American industrial designer (1917–2002)

Alphonse Chapanis (March 17, 1917 – October 4, 2002) was an American pioneer in the field of industrial design, and is widely considered one of the fathers of ergonomics or human factors – the science of ensuring that design takes account of human characteristics.

==Biography==

Chapanis received a PhD in Psychology from Yale University in 1943.

He was notably active in improving aviation safety around the time of World War II, although his career covered a wide range of domains and applications.

One of his major contributions was shape coding in the aircraft cockpit. After a series of runway crashes of the Boeing B-17 Flying Fortress, Chapanis found that certain cockpit controls were confused with each other, due partly to their proximity and similarity of shape. Particularly, the controls for flaps and landing gear were confused, the consequences of which could be severe.
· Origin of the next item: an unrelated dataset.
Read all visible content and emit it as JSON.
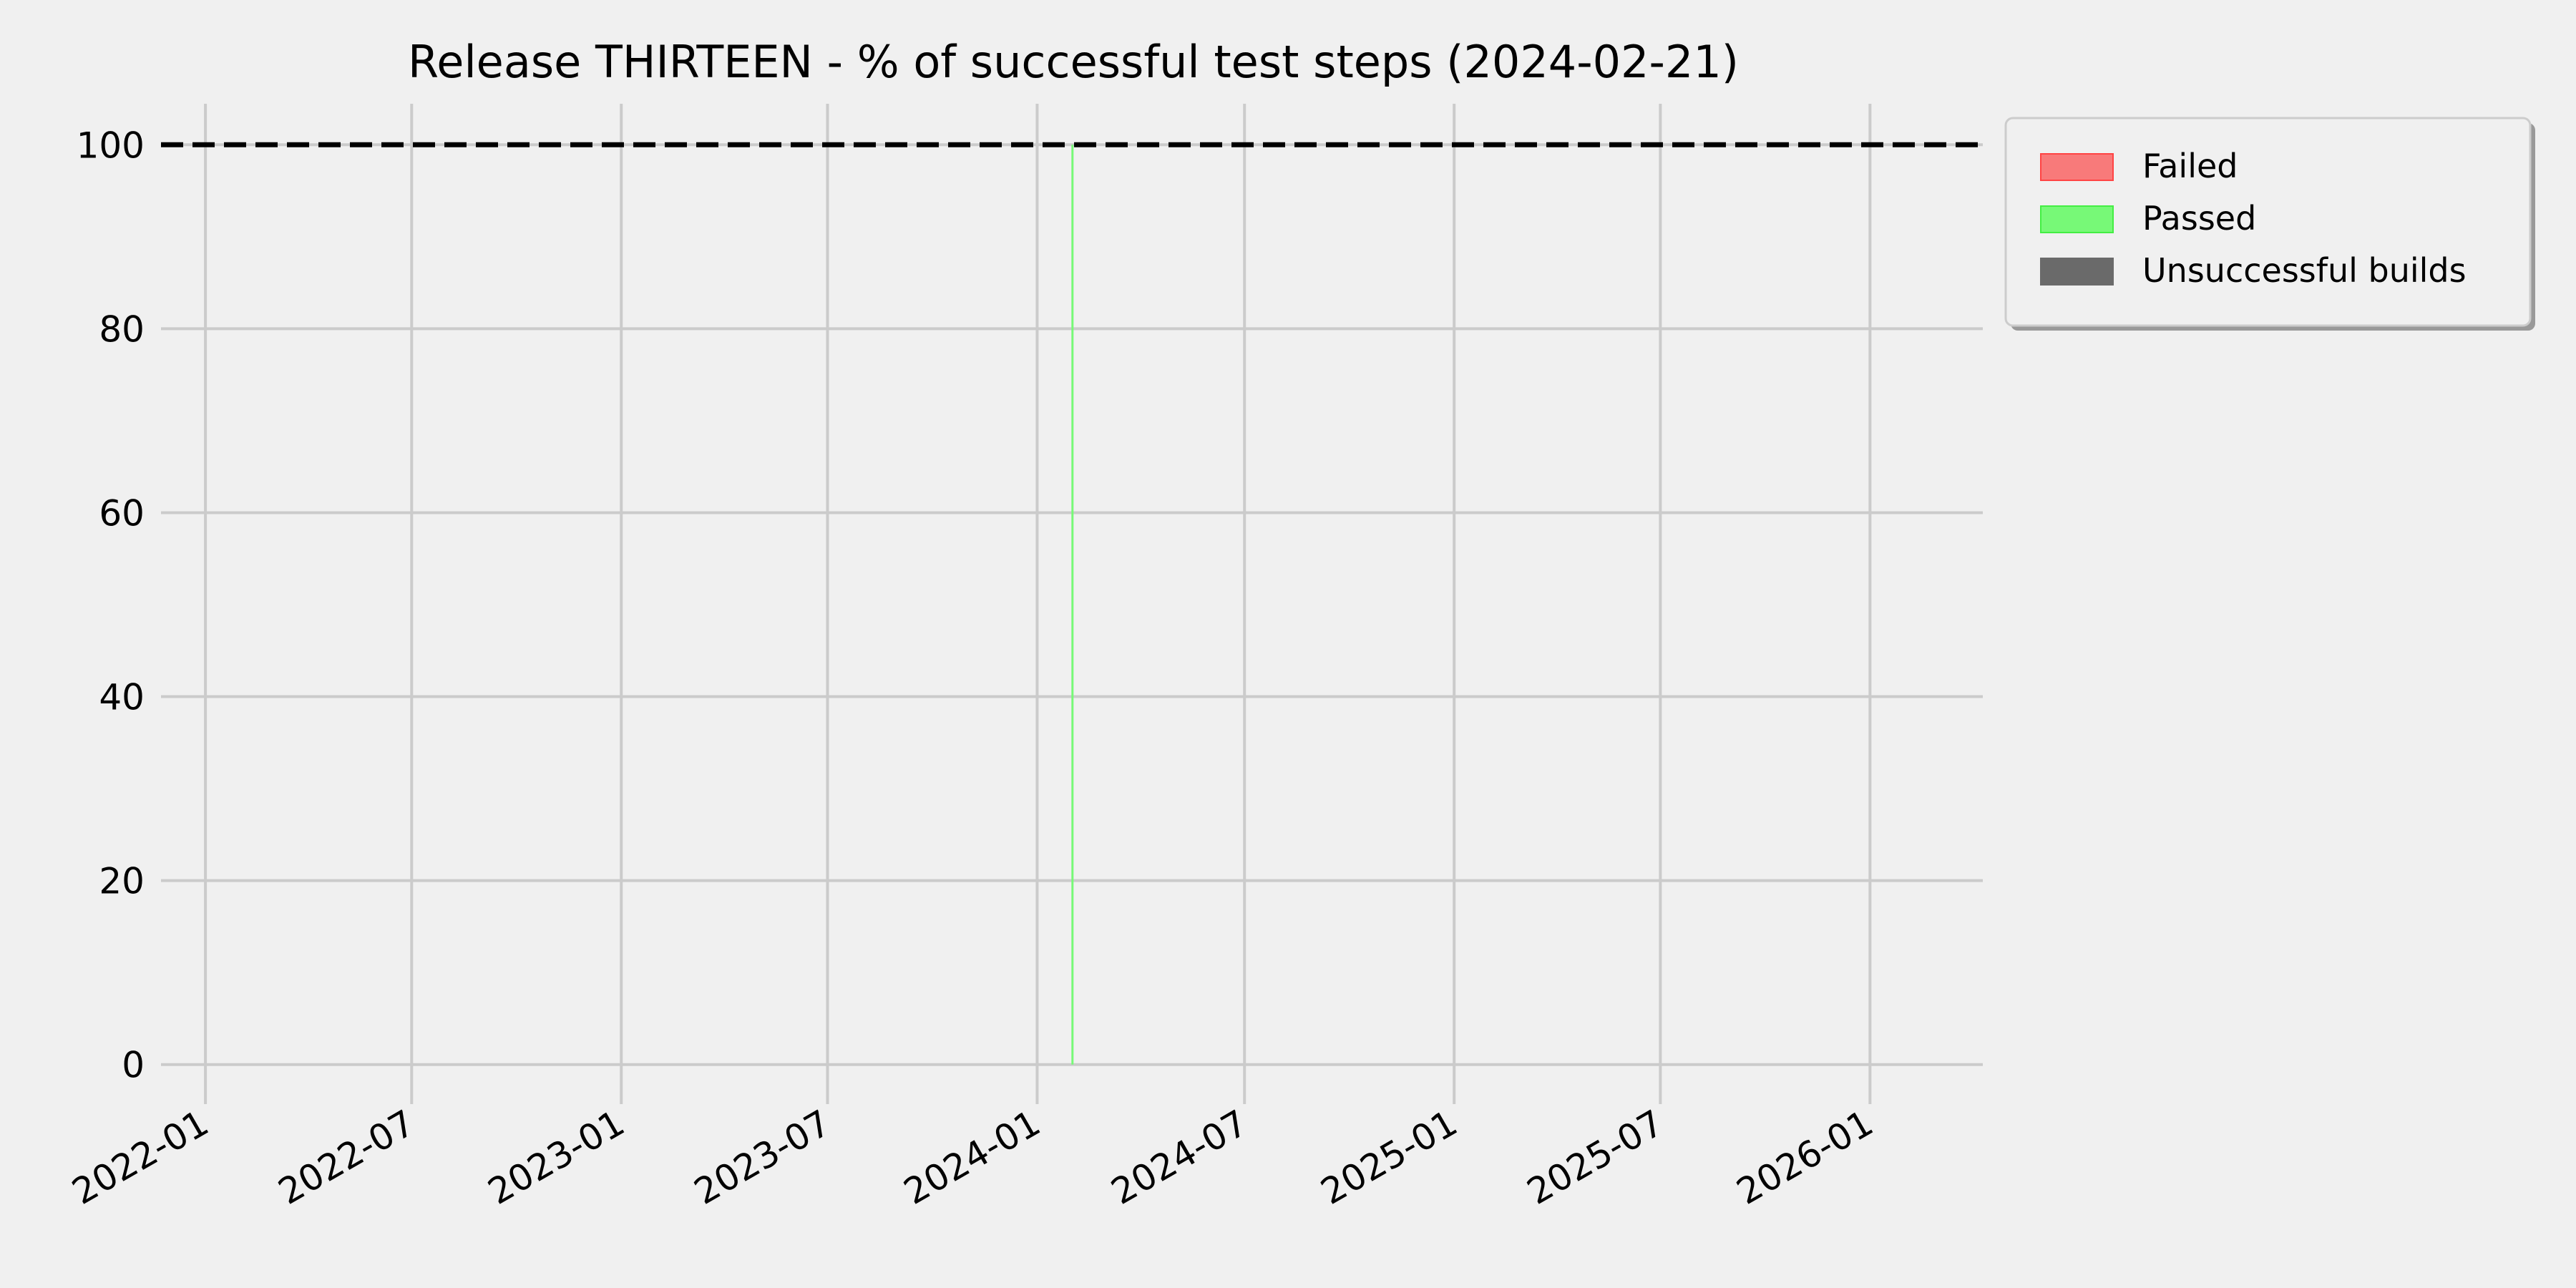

Chapanis proposed attaching a wheel to the end of the landing gear control and a triangle to the end of the flaps control, to enable them to be easily distinguished by touch alone. Thereafter for that aircraft there were no further instances of the landing gear being mistakenly raised while the aircraft was still on the ground. This particular shape-coding of the landing gear lever is still regulated for use in civil aircraft.

In 1949 he published the first textbook on the subject of ergonomics, Applied Experimental Psychology: Human Factors in Engineering Design.

In the 1950s, Chapanis worked with Bell Labs on the design of push-button telephone handsets, conducting experiments that led to the present layout of the keys.